Note: Do not edit the data in any way. Write your program to access the data as defined above.

  1. Write a SAS program to analyze this dataset. Your program should do the following: (40%)
    Note: The code for the fde/dc problem discussed in class is available.
    1. Read your data from an external file.
    2. Execute the PRINT procedure.
    3. Produce two scatterplots. Your plots should be of the dependent variable vs each of the independent variables.
    4. Use PROC REG to generate estimates of the model parameters and to generate residuals.
    5. Use PROC UNIVARIATE to analyze the normality assumption.

    Note: For PROC PRINT, be sure to use labels for column headings rather than variable names. Use names for data sets and variables that are meaningful. You should generate an appropriate title for the output of these procedures.

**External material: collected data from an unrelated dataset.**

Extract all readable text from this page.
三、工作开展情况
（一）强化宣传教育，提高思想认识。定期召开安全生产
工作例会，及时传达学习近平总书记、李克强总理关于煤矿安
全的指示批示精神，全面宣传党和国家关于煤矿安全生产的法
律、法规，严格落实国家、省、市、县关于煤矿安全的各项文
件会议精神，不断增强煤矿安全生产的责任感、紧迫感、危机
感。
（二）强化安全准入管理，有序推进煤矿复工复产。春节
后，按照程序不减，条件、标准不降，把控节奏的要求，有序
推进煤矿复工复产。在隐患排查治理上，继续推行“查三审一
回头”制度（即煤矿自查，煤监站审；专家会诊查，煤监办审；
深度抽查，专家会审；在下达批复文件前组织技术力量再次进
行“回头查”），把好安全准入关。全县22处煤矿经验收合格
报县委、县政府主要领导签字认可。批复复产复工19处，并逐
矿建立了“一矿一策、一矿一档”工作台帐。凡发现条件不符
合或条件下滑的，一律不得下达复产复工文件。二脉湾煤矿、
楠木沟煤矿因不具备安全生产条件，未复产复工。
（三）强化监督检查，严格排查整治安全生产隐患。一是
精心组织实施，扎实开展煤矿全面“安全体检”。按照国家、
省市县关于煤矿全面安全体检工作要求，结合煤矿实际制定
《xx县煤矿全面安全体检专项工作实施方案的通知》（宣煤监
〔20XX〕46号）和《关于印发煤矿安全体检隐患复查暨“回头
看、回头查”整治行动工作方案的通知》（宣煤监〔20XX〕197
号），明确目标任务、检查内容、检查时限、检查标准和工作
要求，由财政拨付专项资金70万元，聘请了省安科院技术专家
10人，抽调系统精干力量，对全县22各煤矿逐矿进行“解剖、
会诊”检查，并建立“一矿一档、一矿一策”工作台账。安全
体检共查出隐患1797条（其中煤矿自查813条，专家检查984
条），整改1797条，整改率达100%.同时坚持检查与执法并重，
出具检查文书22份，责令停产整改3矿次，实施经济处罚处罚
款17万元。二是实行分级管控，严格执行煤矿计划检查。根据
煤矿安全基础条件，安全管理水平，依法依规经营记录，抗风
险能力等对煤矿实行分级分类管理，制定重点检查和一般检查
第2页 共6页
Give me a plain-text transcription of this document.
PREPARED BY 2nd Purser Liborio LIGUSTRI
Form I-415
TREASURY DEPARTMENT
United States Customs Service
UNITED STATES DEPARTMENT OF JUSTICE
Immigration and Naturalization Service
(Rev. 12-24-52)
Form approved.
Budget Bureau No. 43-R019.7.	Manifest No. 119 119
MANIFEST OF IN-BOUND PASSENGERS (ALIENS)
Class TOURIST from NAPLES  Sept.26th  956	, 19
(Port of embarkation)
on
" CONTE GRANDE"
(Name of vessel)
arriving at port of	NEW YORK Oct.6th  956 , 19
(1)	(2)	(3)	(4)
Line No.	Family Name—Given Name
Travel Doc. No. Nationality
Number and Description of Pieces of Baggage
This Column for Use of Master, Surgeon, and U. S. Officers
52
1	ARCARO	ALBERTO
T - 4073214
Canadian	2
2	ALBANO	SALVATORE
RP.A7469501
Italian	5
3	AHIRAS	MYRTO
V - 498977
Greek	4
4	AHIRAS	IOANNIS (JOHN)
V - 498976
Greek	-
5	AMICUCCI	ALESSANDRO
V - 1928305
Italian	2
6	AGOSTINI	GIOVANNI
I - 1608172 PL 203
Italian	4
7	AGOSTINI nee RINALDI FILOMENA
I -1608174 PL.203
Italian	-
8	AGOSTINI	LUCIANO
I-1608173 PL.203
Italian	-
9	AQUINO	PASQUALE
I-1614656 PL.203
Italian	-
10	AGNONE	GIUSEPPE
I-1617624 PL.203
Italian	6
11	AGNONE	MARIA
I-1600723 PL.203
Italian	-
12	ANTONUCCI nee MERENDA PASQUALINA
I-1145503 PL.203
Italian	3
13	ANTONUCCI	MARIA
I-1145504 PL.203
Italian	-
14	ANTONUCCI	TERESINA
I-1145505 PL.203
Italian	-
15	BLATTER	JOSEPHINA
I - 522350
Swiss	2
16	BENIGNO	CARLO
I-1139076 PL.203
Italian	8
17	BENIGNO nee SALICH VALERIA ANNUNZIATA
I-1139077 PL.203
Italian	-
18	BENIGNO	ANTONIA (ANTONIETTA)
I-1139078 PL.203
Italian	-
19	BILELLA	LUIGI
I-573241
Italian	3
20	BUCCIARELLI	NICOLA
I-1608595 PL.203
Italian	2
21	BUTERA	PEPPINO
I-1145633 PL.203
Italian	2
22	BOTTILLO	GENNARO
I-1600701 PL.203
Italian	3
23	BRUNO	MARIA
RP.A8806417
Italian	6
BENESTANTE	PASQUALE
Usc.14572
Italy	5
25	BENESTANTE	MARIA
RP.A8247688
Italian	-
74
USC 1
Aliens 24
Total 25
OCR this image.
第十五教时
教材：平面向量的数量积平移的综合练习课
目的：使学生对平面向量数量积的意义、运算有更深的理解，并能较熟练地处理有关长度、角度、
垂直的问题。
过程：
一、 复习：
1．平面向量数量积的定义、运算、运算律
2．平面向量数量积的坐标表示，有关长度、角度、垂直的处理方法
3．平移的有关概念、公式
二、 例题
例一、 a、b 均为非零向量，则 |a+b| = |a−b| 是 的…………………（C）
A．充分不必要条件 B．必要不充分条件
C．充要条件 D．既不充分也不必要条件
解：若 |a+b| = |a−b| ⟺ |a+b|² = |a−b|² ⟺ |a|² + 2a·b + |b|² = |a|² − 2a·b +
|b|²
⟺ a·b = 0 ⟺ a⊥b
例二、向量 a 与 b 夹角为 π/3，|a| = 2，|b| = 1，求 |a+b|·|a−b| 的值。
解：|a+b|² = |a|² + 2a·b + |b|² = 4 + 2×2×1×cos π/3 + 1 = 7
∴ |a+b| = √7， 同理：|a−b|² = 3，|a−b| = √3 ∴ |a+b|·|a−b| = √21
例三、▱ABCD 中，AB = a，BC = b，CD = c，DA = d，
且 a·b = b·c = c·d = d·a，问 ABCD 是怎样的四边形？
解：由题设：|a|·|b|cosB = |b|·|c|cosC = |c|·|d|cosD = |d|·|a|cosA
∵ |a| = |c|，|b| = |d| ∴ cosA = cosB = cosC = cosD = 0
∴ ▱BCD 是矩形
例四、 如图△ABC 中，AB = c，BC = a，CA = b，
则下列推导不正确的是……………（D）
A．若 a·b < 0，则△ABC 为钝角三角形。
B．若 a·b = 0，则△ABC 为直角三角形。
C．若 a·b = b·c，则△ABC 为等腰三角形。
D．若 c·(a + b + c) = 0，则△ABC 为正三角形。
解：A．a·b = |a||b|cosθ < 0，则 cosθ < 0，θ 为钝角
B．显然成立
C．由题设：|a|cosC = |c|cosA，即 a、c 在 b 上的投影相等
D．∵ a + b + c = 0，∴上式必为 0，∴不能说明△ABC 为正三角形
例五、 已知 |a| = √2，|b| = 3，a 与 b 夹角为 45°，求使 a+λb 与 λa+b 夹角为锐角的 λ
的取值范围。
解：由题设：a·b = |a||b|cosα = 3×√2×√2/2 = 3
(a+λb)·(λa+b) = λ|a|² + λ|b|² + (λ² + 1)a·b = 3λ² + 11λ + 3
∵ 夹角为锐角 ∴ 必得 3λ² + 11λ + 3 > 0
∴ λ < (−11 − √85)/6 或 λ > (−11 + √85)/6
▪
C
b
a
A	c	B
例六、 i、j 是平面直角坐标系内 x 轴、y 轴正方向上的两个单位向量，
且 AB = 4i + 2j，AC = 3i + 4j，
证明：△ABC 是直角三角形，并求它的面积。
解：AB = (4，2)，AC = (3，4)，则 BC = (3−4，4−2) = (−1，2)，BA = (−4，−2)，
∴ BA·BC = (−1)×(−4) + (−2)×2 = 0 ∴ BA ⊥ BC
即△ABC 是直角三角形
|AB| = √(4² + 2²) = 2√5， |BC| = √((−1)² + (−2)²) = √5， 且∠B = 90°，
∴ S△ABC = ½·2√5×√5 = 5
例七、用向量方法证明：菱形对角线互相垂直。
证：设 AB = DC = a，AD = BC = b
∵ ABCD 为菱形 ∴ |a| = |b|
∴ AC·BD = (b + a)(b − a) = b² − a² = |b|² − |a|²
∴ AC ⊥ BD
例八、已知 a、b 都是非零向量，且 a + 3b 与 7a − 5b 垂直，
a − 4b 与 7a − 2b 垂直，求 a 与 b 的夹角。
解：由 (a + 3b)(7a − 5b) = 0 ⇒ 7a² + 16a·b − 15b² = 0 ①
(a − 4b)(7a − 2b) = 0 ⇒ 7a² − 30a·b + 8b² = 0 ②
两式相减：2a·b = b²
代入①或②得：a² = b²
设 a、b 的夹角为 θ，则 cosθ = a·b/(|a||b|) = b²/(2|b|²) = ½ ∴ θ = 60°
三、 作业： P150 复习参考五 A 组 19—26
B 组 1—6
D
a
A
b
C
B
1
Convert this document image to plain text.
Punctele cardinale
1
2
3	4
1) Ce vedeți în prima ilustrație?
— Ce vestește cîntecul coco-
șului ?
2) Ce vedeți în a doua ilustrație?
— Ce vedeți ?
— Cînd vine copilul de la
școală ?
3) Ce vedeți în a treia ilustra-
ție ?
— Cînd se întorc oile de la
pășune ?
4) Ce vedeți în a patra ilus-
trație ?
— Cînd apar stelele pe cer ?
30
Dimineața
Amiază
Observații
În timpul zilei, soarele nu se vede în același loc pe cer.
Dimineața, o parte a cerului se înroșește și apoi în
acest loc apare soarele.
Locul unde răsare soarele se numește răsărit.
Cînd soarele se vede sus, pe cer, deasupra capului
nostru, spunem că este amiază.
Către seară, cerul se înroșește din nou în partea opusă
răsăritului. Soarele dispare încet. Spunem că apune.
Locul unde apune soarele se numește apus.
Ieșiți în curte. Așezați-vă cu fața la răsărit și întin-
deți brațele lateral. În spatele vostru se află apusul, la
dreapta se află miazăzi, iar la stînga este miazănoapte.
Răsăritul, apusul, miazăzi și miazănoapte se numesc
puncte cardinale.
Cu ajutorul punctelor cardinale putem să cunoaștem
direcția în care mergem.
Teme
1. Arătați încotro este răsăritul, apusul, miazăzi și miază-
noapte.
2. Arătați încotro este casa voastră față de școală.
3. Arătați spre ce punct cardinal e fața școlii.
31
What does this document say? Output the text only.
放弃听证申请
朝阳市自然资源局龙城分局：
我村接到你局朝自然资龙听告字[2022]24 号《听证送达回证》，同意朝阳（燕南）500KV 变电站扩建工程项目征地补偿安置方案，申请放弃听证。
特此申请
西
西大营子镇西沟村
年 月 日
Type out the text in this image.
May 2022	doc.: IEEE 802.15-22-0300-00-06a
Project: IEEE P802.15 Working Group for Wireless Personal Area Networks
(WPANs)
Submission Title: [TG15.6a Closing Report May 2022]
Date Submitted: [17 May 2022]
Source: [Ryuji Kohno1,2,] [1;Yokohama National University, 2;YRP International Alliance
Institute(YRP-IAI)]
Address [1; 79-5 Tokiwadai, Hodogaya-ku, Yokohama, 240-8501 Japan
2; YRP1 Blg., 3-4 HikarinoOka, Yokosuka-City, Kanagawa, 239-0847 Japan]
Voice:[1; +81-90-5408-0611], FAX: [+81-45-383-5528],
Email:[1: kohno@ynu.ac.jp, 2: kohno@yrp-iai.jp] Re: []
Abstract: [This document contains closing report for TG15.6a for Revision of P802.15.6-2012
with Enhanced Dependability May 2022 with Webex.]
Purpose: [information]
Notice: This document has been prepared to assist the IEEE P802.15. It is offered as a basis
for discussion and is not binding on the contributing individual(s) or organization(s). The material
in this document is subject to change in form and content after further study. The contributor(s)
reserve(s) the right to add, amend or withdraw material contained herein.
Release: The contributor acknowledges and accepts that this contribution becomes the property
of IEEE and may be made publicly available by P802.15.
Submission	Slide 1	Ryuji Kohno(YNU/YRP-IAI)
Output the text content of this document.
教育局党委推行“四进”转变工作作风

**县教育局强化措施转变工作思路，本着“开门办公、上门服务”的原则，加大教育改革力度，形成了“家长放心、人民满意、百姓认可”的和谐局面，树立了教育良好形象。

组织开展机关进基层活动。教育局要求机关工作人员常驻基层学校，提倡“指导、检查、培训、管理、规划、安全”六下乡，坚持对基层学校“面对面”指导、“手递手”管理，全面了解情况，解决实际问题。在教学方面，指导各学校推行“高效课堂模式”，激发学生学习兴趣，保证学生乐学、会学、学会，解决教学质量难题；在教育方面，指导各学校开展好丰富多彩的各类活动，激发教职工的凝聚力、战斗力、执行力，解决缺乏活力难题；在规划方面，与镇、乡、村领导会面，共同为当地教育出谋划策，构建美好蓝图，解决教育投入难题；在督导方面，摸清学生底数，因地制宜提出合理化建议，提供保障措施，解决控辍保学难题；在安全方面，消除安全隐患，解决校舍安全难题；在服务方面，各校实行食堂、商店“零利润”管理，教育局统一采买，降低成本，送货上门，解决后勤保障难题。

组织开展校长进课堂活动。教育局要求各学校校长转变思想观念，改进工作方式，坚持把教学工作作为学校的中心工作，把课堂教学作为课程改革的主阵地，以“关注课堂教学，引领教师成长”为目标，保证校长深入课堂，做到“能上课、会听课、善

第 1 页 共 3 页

  2. Write a report to summarize your findings. Your report should address the following. (60%)
    1. State the regression model. Use appropriate symbols for all of its parameters.
      Hint: Your regression model has two explanatory variables.
    2. Provide estimates of the model parameters.
    3. State the regression equation and interpret the coefficients of the regression equation.
    4. Assess normality for the residuals.
    5. If normality is reasonable complete the following problems:
      1. Discuss the p-values in the Parameter Estimates section of your PROC REG output. That is, what do these p-values tell you about the model?
      2. The quality assurance management team have contended for some time that a unit increase in decision coverage will lead to an increase in execution time to first failure of 30 minutes. You have always believed that the benefit of this additional coverage is better than they contend. Formulate the necessary hypotheses to resolve this issue. Given your findings, conduct a test of hypotheses.